Erbaş, Mısır'dan Türkiye'ye 1960'da dönen Saraç'ın İstanbul'da Osmanlı dersiamlarının geleneği olan cami derslerini Fatih Camisi'nde ve İlim Yayma Vakfının Vefa'daki yurdunun mescidinde yaklaşık 60 yıl sürdürdüğünü anlatarak, "İlim aşığı bir alimdi. Emin Saraç Hocamız hep okuturdu. Yazmaktan çok okutmaya önem vermişti, bunu öncelemişti. Ne kadar çok talebeye ders okutabilirsem, tefsir, hadis ve fıkıh alanında ne kadar çok bu ilmi gençlere ulaştırabilirsem, öğretebilirsem o kadar kardır amacıyla hakikaten 60 yılını dolu dolu geçirmiş bir insandı." değerlendirmesini yaptı.

"Hayır sahibi insanları eğitim faaliyetlerine yönlendirirdi"

Saraç'ın "ilmi ile amil bir alim" tipine çok önem verdiğini aktaran Erbaş, şöyle devam etti:

"Derslerde geçmiş ulemadan, tanıdığı kadarıyla iz bırakmış, gönüllerde taht kurmuş alimlerden örnekler verirdi. İstanbul müftülerinden Bekir Haki Efendi, kayınpederi olan Ali Yekta Efendi, Ömer Nasuhi Bilmen Efendi'den örnek verirdi. Onlar gibi olmamızı tavsiye ederdi. Özellikle ilmi ile amil olmayı talebelerine çok tavsiye ederdi. Kendisi Tokatlı olduğu için Tokat'ta babasının da dedesinin de zaman zaman 3-6 aylık tutuklama dönemleri olduğundan bahsederdi. Yaptıkları Kur'an okutmaktır, Arapça okutmaktır. Bu durum başlı başına ne kadar zor zamanlardan geçtiğimizi esasında ortaya koyuyor. Bu ve benzeri pek çok hatıra anlatırdı bize."
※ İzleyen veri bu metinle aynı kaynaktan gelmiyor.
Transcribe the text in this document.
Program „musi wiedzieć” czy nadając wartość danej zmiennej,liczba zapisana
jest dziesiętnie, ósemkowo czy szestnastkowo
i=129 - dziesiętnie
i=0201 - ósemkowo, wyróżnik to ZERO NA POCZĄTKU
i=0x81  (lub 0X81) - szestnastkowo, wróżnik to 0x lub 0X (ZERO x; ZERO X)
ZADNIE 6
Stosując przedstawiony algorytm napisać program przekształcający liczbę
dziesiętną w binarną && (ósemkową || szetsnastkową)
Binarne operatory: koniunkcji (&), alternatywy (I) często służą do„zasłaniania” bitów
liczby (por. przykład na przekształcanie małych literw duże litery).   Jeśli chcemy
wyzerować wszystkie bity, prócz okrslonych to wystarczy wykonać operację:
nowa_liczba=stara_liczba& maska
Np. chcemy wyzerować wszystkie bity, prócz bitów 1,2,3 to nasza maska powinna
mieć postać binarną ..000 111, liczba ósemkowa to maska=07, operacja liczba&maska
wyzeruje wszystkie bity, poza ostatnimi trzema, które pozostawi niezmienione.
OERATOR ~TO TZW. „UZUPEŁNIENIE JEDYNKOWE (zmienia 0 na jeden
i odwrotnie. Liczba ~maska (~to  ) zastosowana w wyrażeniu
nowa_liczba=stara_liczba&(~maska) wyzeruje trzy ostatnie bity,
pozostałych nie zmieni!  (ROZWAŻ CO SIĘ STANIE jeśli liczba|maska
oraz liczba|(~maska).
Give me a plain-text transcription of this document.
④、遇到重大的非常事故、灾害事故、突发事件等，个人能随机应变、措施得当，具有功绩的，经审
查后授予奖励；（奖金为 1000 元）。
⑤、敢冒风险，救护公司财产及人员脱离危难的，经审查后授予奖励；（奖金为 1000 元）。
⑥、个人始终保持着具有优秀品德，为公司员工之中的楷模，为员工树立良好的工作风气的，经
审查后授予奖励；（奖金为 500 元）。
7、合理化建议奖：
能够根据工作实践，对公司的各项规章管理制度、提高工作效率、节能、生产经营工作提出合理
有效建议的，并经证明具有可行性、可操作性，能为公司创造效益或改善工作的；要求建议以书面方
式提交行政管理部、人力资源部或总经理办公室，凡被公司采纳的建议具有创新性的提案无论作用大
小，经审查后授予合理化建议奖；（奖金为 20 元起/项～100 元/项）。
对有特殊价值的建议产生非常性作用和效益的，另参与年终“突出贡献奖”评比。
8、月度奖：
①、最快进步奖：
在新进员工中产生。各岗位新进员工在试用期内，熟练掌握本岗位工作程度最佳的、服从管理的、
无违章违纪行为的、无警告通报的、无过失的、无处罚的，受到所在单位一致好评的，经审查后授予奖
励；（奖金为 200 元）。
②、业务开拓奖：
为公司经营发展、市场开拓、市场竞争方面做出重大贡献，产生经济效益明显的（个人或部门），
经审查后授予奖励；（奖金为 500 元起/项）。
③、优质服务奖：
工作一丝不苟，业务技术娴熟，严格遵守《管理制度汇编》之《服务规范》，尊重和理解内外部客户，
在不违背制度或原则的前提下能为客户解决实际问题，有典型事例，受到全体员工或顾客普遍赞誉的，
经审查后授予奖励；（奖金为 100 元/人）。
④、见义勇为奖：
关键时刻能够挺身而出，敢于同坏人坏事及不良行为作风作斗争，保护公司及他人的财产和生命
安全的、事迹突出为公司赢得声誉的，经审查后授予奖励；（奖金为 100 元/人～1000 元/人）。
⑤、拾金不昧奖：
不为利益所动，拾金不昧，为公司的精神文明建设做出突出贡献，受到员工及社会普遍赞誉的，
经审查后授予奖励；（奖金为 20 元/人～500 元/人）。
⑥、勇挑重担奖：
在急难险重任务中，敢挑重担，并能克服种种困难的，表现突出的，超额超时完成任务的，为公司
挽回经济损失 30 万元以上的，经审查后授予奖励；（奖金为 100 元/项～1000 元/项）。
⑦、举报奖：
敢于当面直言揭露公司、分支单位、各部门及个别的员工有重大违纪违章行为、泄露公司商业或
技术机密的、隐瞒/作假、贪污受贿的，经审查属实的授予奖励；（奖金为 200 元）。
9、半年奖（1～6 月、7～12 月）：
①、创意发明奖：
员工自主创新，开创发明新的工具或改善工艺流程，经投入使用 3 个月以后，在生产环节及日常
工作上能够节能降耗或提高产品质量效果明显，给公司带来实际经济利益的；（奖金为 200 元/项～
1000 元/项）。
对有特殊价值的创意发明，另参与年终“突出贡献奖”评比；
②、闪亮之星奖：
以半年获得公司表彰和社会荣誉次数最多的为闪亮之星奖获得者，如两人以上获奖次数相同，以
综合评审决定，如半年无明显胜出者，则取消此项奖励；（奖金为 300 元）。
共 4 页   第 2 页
Erbaş, Saraç'ın Türkiye'ye yönelik ümitleri, düşünceleri ve duygularına da değinerek, "Bütün derdi İslam'la yoğrulmuş bir Anadolu'ydu. İstanbul medreseleriyle alimleriyle meşhur olmuş bir Anadolu, gelecekte de aynı medeniyetin devam etmesi, o medeniyet birikimlerinin geleceğe taşınabilmesi konusunda adeta çırpınırdı. Bunun için gecesi gündüzü yoktu. Sürekli geleceği omuzlarında taşıyacak gençlerin yetişebilmesi için hem kendisi ders okuturdu hem de o gençlerin yetişebilmeleri için vakıf, dernek, eğitim faaliyetlerine fikren, madden destek olurdu. Öğrencilere burs verme konusunda, İlim Yayma Vakfı'nın gelişmesi ve benzeri vakıfların sayılarının artması konularında çok büyük katkıları olurdu." ifadelerini kullandı.

Saraç'ın İslam dünyasından kişileri tanıdığı geniş bir çevresi olduğunu ve farklı yerlerdeki hayır sahibi insanları eğitim faaliyetlerine yönlendirdiğine işaret eden Erbaş, özellikle din eğitimi alanında çok iyi gençlerin ve alimlerin yetişmesi noktasında çırpındığını vurguladı.

Erbaş, Saraç'ın ilmi geleneğini devam ettirecek talebeleri de yetiştirdiğini ifade ederek, şu bilgiyi paylaştı:

"Bundan sonra Emin Saraç Hoca olmayacak ama Emin Saraç Hoca'nın yetiştirdiği talebeler sayesinde bu ilim yolu devam edecek. Fatih Camisi'nde Emin Hocamızın okuttuğu dersler, onun talebeleri tarafından şu an okutuluyor. Tefsir dersleri Hamdi Arslan Hocamız, Buhari-i Şerif dersleri Halil İbrahim Kutlay tarafından yapılıyor. Farklı illerde hocamızın talebeleri dağılmış vaziyette, o illerde bu gelenek devam ediyor. Hocamız özlediği Türkiye'yi kısmen görmüş olmanın mutluluğunu taşıyordu son zamanlarda ve hamd makamında olduğunu söylüyordu. Sürekli Cenabıhakk'a bugünleri kendisine gösterdiği için hamdediyordu."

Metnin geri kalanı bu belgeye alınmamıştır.